After dating a year and a half, I decided it was time to buy a ring, and ask her to be my wife. I didn’t want to spend my life with anyone else. We went to the Chinese Lantern Festival in Columbus, Ohio, which is a stunning display of lit floating paper lanterns flying across the night sky. I had it all planned out, and I knew it would be perfect. That night I was nervous, but ready. I turned to her and asked if it would be okay to call her my wife. She looked off into the distance and said, “when we’re ready.” Her response took me off guard. What did that mean? She added, “we need to talk.”
Anyone in a relationship knows that “we need to talk” is the scariest phrase a person could ever hear. I was petrified, thinking the woman of my dreams was leaving me. A thousand scenarios ran through my head about how badly I would miss her, and how after everything, I didn’t think I would be complete without her.
She sat me down and told me what was on her mind. She said she loved me, wanted to marry me, but wanted to set a few ground rules. I had to find a job that would let me stay home with her and keep me off the road. I had to agree to premarital couples counseling to work on our communication since she had little experience with dating and neither of us had marriage experience. I was the only person she ever dated, and I felt special to be her first everything. Lastly, she asked me to be there for her always. With tears in both of our eyes, I agreed in seconds, and put the ring on my soulmate’s finger.
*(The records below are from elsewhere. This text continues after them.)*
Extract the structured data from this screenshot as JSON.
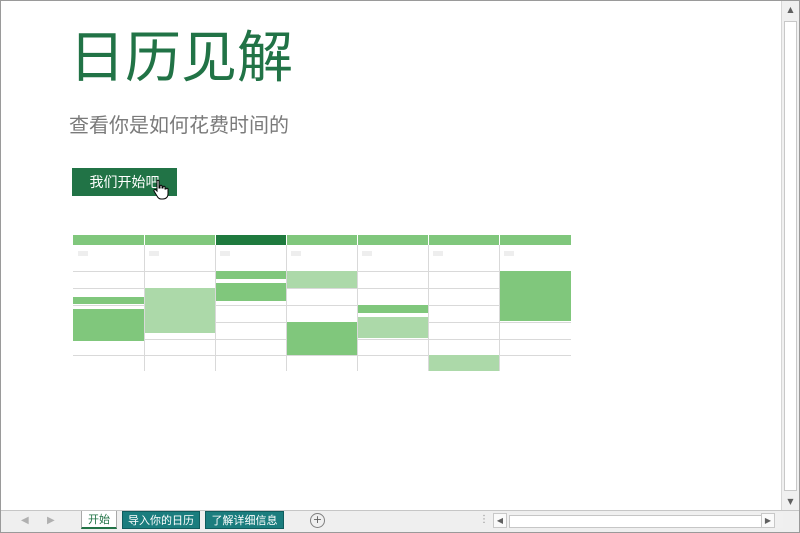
{
  "intro": {
    "title": "日历见解",
    "subtitle": "查看你是如何花费时间的",
    "start_button_label": "我们开始吧"
  },
  "sheet_tabs": [
    {
      "label": "开始",
      "state": "active"
    },
    {
      "label": "导入你的日历",
      "state": "inactive"
    },
    {
      "label": "了解详细信息",
      "state": "inactive"
    }
  ],
  "icons": {
    "add_sheet": "plus-circle-icon",
    "cursor": "hand-pointer-icon",
    "scroll_up": "chevron-up-icon",
    "scroll_down": "chevron-down-icon",
    "scroll_left": "chevron-left-icon",
    "scroll_right": "chevron-right-icon"
  },
  "colors": {
    "brand_green": "#217346",
    "tab_teal": "#1b7d7e",
    "cal_header": "#80c77c",
    "cal_header_selected": "#1f7a3e",
    "event_dark": "#80c77c",
    "event_light": "#acd9a9"
  }
}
I have never been in a better place. My life has led me to this point of greatness and peace. I have found the person that makes life worth living. The only goal I have is to make her as happy as she makes me. I was always scared that I would miss the chance to be full of love, yet here I am. We make each other better people, and I am excited for our wedding in a few months. The best advice I can give is to never give up, your person is out there, and they are worth the wait.
This is the story of Nathan Foser.
Nathan lives in Kettering, Ohio with his fiancée. They are continuing premarital counseling and plan to get married in the church Nathan works at. Nathan worried that he’d never find but was lucky enough to meet his soulmate later in his life. He never gave up hope that love was out there, and he doesn’t think anyone should. In their free time, sometimes he and his fiancée like to play piano together.
This story first touched our hearts on June 23, 2017.
Update as of March 2018: Nathan is now married to his soulmate. They got married in October 2017 in the church Nathan works at. They had a small wedding with 60 guests, which were mostly family. He wrote humorous vows to say to her, with promises such as “I promise not to purchase an ice cream truck for our family.” He believes that the premarital counseling helped them work through any fears they had about marriage. Now that they are married, many of the fears are gone.
His wife is going to school full time, working full time, and they are now expecting a baby. It’s going to be a boy, and he’s due sometime in August of 2018. With his wife having so much on her plate, he’s been helping around the house and preparing for the baby. He’ll be 40 close to the birth of his son. Nathan plans to work to improve his health, so he can be around for his son as long as possible.